Let [math]N[/math] denote the number of hurricanes, which is Poisson distributed with mean and variance 4.

Let [math]X_i[/math] denote the loss due to the [math]i^{th}[/math] hurricane, which is exponentially distributed with mean 1,000 and therefore variance 1,000² = 1,000,000.

Let [math]X[/math] denote the total loss due to the [math]N[/math] hurricanes.

This problem can be solved using the conditional variance formula. Note that independence is used to write the variance of a sum as the sum of the variances.
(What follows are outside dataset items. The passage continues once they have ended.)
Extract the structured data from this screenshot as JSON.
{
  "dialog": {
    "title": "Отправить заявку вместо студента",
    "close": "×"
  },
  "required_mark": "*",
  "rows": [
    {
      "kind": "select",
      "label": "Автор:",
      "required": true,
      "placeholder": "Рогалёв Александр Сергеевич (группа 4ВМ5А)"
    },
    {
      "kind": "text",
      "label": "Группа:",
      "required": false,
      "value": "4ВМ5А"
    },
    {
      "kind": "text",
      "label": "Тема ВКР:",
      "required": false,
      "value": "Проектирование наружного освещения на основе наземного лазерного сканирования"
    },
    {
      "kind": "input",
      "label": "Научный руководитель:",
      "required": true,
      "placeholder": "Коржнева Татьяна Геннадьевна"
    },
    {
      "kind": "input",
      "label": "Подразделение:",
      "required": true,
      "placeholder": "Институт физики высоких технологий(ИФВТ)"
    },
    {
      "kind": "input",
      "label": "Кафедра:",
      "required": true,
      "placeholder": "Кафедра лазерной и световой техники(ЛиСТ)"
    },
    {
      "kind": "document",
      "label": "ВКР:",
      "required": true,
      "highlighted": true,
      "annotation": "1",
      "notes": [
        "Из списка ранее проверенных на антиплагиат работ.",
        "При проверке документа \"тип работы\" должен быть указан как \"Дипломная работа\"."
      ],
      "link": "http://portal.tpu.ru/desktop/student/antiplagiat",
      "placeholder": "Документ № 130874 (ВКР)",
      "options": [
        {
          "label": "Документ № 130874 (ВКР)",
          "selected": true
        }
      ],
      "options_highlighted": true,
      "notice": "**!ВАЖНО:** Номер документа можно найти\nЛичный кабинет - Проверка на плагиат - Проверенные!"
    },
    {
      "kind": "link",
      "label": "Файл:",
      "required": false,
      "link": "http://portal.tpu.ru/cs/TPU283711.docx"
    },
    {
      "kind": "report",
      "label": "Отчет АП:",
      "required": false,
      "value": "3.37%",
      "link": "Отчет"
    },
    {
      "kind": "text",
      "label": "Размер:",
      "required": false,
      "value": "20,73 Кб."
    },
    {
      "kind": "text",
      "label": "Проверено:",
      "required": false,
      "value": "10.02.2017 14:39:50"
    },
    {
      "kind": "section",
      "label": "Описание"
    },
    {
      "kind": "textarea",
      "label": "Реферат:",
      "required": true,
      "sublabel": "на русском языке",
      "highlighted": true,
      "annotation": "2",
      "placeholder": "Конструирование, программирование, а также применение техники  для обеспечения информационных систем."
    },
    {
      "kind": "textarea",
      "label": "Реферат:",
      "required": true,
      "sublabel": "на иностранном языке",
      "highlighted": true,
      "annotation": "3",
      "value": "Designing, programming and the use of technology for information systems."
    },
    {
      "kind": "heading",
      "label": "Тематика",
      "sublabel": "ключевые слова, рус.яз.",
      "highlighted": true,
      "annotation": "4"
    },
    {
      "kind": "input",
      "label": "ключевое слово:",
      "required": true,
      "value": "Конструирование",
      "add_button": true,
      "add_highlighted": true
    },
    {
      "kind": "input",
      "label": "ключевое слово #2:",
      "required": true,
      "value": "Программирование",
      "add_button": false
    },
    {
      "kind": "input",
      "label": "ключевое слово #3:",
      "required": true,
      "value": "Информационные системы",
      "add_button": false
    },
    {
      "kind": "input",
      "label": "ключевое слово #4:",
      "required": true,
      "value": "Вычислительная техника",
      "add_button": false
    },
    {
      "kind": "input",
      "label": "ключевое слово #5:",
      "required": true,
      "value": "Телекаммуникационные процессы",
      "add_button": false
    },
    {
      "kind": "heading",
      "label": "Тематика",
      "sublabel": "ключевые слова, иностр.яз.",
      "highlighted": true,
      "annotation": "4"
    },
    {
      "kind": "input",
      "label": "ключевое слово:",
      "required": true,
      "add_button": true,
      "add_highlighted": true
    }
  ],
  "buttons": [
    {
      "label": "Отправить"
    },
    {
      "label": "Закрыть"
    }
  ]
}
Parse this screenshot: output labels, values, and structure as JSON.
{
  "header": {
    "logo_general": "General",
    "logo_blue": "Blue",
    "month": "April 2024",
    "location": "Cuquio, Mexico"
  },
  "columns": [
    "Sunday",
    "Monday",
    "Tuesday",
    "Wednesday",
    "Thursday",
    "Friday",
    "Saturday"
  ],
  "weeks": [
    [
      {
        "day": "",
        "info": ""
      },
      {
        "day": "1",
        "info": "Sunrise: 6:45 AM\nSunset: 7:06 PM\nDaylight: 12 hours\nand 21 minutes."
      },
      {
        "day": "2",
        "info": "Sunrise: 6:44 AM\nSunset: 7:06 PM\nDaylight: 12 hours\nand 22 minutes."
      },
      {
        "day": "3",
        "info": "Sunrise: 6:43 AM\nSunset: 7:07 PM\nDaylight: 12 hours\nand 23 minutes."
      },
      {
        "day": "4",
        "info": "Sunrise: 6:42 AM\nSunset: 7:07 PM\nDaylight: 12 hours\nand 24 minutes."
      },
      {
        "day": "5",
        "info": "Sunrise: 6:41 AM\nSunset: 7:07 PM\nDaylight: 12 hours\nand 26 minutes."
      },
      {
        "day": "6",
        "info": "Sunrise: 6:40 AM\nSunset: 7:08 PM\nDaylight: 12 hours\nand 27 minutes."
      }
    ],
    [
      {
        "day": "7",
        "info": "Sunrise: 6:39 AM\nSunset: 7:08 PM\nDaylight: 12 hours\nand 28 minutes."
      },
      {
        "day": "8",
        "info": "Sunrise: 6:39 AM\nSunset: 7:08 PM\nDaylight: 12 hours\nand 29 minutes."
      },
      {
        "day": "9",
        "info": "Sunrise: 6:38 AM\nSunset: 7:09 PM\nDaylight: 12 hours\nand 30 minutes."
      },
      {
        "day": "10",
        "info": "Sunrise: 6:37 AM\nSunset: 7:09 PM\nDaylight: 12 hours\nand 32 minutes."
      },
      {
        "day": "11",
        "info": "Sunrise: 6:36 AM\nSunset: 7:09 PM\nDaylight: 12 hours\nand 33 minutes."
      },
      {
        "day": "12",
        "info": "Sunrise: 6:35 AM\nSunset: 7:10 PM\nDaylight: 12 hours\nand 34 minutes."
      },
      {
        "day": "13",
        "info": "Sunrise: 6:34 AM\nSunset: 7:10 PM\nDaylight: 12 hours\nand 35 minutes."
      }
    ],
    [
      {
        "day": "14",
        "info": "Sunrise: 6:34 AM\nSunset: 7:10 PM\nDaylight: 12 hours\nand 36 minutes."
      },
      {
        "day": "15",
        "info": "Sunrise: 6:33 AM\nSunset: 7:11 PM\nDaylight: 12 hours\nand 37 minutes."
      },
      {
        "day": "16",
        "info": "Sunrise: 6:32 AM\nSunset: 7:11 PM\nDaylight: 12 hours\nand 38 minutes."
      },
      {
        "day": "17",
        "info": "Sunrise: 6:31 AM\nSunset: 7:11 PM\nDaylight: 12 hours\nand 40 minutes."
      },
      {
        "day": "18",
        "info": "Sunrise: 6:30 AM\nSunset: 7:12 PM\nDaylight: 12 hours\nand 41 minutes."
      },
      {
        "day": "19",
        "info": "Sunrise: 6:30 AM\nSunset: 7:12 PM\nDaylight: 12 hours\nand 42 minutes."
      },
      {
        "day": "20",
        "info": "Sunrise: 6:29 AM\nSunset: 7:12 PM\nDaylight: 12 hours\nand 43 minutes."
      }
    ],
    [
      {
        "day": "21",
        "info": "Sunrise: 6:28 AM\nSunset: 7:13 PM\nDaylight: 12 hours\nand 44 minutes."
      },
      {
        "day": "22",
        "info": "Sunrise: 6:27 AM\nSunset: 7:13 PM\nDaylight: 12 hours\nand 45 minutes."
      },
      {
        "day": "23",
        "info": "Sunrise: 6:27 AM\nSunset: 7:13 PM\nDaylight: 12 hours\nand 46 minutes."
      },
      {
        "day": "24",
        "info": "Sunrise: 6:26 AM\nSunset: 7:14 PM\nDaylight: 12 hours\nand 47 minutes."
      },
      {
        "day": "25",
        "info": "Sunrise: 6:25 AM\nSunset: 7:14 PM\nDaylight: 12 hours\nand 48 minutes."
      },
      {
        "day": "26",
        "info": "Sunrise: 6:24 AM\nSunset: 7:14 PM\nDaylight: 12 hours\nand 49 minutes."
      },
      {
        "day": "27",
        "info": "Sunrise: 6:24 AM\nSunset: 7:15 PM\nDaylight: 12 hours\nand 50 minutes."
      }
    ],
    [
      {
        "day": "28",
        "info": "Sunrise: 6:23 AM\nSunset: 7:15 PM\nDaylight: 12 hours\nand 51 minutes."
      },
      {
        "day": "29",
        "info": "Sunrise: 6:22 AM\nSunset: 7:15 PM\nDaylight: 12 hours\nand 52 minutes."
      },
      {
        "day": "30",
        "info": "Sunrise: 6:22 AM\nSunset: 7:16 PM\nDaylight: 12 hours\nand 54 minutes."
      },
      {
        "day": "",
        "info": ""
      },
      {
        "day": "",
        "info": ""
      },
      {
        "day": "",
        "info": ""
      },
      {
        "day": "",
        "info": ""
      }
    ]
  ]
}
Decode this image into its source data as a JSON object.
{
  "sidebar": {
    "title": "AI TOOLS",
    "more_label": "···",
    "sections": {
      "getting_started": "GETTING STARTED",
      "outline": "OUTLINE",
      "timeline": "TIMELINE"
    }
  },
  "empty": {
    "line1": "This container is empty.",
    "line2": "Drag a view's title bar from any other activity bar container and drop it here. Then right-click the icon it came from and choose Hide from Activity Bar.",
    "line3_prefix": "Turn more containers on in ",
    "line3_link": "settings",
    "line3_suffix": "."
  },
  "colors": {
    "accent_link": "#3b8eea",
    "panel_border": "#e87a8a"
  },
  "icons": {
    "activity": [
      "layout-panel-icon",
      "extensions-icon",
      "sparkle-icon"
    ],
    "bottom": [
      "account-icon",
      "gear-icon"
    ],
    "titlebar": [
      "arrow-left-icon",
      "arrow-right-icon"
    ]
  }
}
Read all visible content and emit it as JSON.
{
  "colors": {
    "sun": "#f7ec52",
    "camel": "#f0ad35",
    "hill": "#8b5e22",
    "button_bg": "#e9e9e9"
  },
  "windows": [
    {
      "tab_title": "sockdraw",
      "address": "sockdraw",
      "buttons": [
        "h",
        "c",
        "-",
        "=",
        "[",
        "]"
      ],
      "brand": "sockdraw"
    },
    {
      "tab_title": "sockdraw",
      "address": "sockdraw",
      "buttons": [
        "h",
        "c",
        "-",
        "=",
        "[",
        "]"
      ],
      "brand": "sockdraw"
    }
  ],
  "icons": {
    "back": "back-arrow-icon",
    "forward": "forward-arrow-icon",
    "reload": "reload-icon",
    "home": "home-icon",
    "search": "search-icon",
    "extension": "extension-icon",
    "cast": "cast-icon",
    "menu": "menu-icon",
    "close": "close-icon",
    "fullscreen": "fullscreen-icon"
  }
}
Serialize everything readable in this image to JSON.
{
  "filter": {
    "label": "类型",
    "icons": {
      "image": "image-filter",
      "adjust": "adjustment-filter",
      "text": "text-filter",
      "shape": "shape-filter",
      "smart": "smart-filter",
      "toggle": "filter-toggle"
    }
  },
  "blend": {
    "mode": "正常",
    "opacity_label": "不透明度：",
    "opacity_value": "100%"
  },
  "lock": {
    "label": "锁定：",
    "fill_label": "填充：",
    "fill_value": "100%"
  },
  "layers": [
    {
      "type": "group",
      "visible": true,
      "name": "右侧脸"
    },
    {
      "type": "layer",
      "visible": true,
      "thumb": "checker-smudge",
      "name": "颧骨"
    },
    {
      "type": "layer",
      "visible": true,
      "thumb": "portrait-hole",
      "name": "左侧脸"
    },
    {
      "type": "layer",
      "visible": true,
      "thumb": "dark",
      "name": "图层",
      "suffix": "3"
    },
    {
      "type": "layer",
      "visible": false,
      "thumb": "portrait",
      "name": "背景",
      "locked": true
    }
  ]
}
[[math]] \begin{align*} \operatorname{Var}(X) &= \operatorname{Var}[ \operatorname{E}( X | N )] + E[\operatorname{Var}( X | N )] \\ &= \operatorname{Var}[ \operatorname{E}( X_1 + \cdots + X_N )] + E[\operatorname{Var}( X_1 + \cdots + X_N )] \\ &= \operatorname{Var}(1, 000 N ) + \operatorname{E}(1, 000, 000 N ) \\ &= 1, 000 ^ 2\operatorname{Var}( N ) + 1, 000, 000 \operatorname{E}( N ) \\ &= 1, 000, 000(4) + 1, 000, 000(4) = 8, 000, 000. \end{align*} [[/math]]